Priorities: Missiles or the Environment?
The USA think tank Foreign Policy in Focus wisely suggests a reevaluation of our most pressing problems, noting that North Korea isn’t the biggest threat to the world. Climate change is.
Excerpts from the article:
The threat of climate change to the Korean peninsula over the next 30 years is enormous. …
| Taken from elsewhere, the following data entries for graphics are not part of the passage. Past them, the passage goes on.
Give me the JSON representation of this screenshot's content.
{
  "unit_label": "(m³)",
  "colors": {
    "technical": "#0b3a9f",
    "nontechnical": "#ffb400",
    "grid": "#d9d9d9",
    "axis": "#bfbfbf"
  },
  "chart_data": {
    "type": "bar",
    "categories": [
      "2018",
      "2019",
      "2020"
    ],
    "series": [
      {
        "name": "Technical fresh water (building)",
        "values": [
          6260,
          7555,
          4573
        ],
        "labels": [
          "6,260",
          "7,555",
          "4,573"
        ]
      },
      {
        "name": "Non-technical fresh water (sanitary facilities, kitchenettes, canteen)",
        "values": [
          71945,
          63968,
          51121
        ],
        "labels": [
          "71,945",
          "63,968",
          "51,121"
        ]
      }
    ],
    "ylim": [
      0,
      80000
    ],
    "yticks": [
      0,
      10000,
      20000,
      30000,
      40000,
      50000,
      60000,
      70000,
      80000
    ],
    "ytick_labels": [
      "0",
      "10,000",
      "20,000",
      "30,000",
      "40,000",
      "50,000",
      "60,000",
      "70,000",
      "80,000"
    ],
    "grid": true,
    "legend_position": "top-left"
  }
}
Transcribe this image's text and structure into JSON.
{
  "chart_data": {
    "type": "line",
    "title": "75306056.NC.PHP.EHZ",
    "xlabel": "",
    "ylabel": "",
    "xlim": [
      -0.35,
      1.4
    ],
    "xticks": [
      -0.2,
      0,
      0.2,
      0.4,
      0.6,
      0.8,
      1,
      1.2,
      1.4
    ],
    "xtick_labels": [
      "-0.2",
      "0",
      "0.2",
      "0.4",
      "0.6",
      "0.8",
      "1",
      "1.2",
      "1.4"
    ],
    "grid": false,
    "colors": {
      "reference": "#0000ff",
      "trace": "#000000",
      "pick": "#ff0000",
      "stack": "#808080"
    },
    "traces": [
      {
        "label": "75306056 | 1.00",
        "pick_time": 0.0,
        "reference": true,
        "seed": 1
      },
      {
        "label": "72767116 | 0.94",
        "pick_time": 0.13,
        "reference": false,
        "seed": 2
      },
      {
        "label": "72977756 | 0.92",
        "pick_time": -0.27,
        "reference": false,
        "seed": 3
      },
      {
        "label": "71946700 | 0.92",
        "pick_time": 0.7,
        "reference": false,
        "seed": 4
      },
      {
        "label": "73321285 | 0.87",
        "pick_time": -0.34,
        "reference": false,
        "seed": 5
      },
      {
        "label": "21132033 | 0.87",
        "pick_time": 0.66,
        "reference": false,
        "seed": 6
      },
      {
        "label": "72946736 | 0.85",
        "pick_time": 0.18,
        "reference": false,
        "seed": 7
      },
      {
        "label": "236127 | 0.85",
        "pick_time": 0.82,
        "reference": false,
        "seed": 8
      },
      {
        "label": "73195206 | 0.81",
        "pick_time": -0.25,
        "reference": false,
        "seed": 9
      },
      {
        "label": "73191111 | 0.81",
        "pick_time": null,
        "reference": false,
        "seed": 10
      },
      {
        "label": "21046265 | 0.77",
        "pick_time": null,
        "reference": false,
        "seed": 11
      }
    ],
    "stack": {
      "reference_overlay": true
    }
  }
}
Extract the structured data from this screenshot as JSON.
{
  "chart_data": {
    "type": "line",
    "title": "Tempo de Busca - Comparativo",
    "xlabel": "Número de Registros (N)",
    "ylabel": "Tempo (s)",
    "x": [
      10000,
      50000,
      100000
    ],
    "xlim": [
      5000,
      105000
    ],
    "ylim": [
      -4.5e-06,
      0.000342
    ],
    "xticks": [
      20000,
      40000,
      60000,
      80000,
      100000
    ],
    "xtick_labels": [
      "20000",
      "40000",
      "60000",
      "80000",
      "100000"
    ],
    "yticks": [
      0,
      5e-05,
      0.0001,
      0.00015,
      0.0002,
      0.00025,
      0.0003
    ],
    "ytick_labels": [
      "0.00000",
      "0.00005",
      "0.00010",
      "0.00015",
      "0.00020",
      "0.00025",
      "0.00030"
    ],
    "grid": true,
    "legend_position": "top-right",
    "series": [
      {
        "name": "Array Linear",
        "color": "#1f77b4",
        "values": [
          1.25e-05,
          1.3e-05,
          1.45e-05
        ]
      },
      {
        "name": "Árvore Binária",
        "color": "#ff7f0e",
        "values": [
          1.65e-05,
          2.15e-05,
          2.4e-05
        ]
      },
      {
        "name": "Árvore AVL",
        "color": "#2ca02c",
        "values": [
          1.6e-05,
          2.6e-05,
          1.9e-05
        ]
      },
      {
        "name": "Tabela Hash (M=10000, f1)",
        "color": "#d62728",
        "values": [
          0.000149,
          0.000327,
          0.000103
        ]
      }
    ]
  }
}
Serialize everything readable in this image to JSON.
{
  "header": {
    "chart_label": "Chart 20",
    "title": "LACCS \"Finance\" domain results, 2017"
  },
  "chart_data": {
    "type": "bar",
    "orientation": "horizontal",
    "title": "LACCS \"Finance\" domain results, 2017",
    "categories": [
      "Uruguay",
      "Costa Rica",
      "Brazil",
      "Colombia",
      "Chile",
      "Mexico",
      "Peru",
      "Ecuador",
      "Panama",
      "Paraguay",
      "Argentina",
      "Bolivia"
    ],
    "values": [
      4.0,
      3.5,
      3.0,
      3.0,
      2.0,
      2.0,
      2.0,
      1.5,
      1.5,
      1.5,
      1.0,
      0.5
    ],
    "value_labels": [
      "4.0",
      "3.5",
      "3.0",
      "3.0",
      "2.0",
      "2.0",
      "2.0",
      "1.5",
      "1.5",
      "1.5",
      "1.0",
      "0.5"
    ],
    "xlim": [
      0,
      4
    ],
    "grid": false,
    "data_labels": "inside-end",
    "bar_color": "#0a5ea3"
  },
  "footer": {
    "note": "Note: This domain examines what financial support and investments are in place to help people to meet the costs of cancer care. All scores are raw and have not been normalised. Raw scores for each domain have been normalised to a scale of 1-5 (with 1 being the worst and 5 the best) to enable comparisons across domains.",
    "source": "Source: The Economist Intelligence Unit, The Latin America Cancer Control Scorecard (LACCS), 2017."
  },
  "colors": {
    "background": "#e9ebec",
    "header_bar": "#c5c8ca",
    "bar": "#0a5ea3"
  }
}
Koreans have experienced the yellow dust blown over from the spreading deserts in China, turning their skies grey and causing respiratory diseases. But the flow of dust from the deserts is just starting. The terrible combination of droughts followed by torrential rains that wiped out Korean agriculture this year is going to get much worse. The air in South Korea is full of micro-particles given off by outdated factories and coal-powered power plants in Korea and China. If the sort of planning for the regional biosphere had been made that has been made for wars with North Korea, South Korea would already have a sustainable economy with minimal pollution. Sadly, security policy in Seoul rarely takes into account dropping water tables, failed aquifers, or the rapidly spreading arid land throughout China and North Korea.
Seoul recorded the second worst air quality in the world on March 21 2017.
Alas, South Korea is not the only country that’s failing – catastrophically – to get its priorities right. The USA budgets over $600 Billion for its military, but only $8 Billion for its Environmental Protection Agency.